Op-Ed: Mr Ramathan Ggoobi, Expenditure On Medical Interns Is Not A Waste—It’s Health System Investment

By Moses Kintu


Mr Ramathan Ggoobi, that is not how “economics that works” is supposed to work.


Expenditure on medical interns is not a waste. It is an investment in Uganda’s health system, in human capital, and ultimately in the lives of ordinary citizens who depend on public hospitals at their most vulnerable moments.

On 9 August 2021, President Yoweri Museveni wrote to the Prime Minister with a clear directive: medical interns were to be paid UGX 2,500,000 per month half of the initially proposed UGX 5,000,000. This followed consultations with the Ministry of Health and the Ministry of Finance, Planning and Economic Development. At the time, interns were earning about UGX 750,000, a figure the President himself acknowledged was insufficient to meet basic needs.

These are young doctors, dentists, pharmacists, nurses, and specialists in training working 24-hour shifts, often on the frontlines in casualty wards, emergency rooms, and surgical theatres. Many are housed in unsafe, low-cost rentals far from hospitals, buying their own meals, and operating under intense pressure with little rest.

Four years later, however, the Permanent Secretary and Secretary to the Treasury at the Ministry of Finance, Planning and Economic Development, Ramathan Ggoobi, has communicated that medical interns will not be paid, citing the need to curb government expenditure. The Ministry of Health has remained largely silent on the matter.

This raises a fundamental policy contradiction.

If Uganda’s economic thinking is grounded in “economics that works,” then it must begin with the basics: human capital is not an optional expense it is the foundation of productivity and public service delivery. Medical interns are not administrative overhead. They are the working backbone of overstretched public hospitals.

It is also important to recall that the 2021 directive did not emerge in isolation. It followed engagement between government officials, the Uganda Medical Association, and the Federation of Uganda Medical Interns, where the realities of internship life were clearly presented. The conclusion at the time was straightforward: UGX 750,000 was not sustainable for frontline medical work, and an adjustment was necessary.

To now characterize such expenditure as unnecessary risks reversing that earlier policy understanding. If anything, it undermines the logic that motivated investment in health workers in the first place.

Beyond economics, there is also a practical reality. Medical interns are the first point of contact for many Ugandans in public health facilities—whether it is trauma cases from road accidents, emergency obstetric complications, or critical care in district and regional hospitals.
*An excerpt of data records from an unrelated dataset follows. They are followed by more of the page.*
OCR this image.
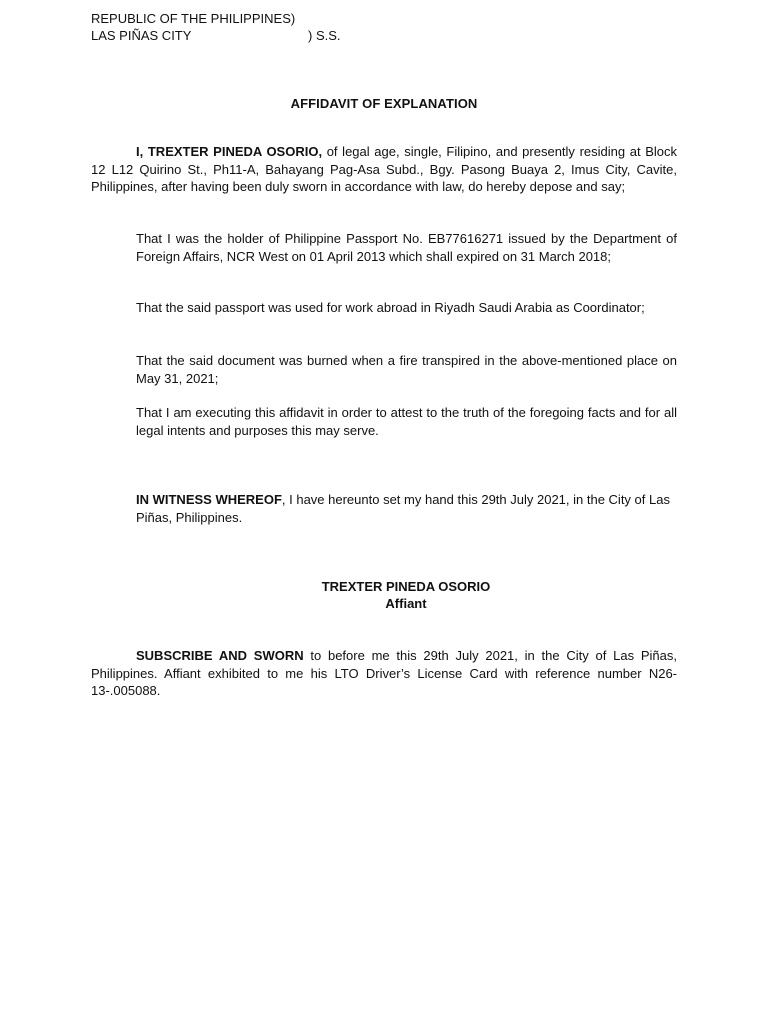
REPUBLIC OF THE PHILIPPINES)
LAS PIÑAS CITY	) S.S.
AFFIDAVIT OF EXPLANATION
I, TREXTER PINEDA OSORIO, of legal age, single, Filipino, and presently residing at Block 12 L12 Quirino St., Ph11-A, Bahayang Pag-Asa Subd., Bgy. Pasong Buaya 2, Imus City, Cavite, Philippines, after having been duly sworn in accordance with law, do hereby depose and say;
That I was the holder of Philippine Passport No. EB77616271 issued by the Department of Foreign Affairs, NCR West on 01 April 2013 which shall expired on 31 March 2018;
That the said passport was used for work abroad in Riyadh Saudi Arabia as Coordinator;
That the said document was burned when a fire transpired in the above-mentioned place on May 31, 2021;
That I am executing this affidavit in order to attest to the truth of the foregoing facts and for all legal intents and purposes this may serve.
IN WITNESS WHEREOF, I have hereunto set my hand this 29th July 2021, in the City of Las Piñas, Philippines.
TREXTER PINEDA OSORIO
Affiant
SUBSCRIBE AND SWORN to before me this 29th July 2021, in the City of Las Piñas, Philippines. Affiant exhibited to me his LTO Driver’s License Card with reference number N26-13-.005088.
These are not theoretical roles; they are life-and-death responsibilities carried daily in places like Kiruddu Hospital, Gulu Regional Referral Hospital, and countless others across the country.
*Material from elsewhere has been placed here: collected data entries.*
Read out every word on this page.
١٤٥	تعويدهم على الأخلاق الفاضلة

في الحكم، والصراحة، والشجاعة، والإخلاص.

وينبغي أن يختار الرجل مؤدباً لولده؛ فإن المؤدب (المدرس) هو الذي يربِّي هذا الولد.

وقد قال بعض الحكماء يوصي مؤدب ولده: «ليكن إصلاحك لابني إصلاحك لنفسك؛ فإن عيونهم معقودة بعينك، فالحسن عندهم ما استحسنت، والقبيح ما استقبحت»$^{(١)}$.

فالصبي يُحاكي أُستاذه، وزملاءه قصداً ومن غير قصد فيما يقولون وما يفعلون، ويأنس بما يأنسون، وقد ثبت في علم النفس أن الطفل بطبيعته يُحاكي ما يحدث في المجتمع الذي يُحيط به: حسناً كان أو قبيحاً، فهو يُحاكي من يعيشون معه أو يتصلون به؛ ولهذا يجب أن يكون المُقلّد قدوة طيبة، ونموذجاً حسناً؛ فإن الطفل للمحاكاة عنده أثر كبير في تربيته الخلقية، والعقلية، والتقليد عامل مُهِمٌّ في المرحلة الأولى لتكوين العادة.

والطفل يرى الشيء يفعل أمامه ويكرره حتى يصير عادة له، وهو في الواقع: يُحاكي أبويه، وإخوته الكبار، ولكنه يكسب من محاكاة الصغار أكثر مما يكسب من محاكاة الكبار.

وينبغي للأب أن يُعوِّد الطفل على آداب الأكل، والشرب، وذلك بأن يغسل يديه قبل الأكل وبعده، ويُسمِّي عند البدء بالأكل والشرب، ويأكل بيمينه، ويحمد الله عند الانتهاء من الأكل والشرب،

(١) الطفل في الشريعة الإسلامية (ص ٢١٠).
To suggest that such work can be sustained without remuneration is not only economically questionable—it is structurally risky for the health system itself. Motivation, retention, and accountability in healthcare are directly tied to fair compensation. Undermining that balance risks encouraging absenteeism, burnout, and eventually brain drain.

There is also a broader national interest at stake. When public health systems are weakened, the burden shifts to households, out-of-pocket spending increases, and inequality deepens. In that sense, investing in interns is not simply a wage bill issue it is preventive financing for the entire health system.

Uganda cannot simultaneously depend on young doctors to keep public hospitals running while treating their labor as expendable. That contradiction needs urgent resolution.

A credible “economics that works” must be consistent: if human capital is truly the most important form of capital, then it must be funded accordingly even when budgets are tight. I sign out!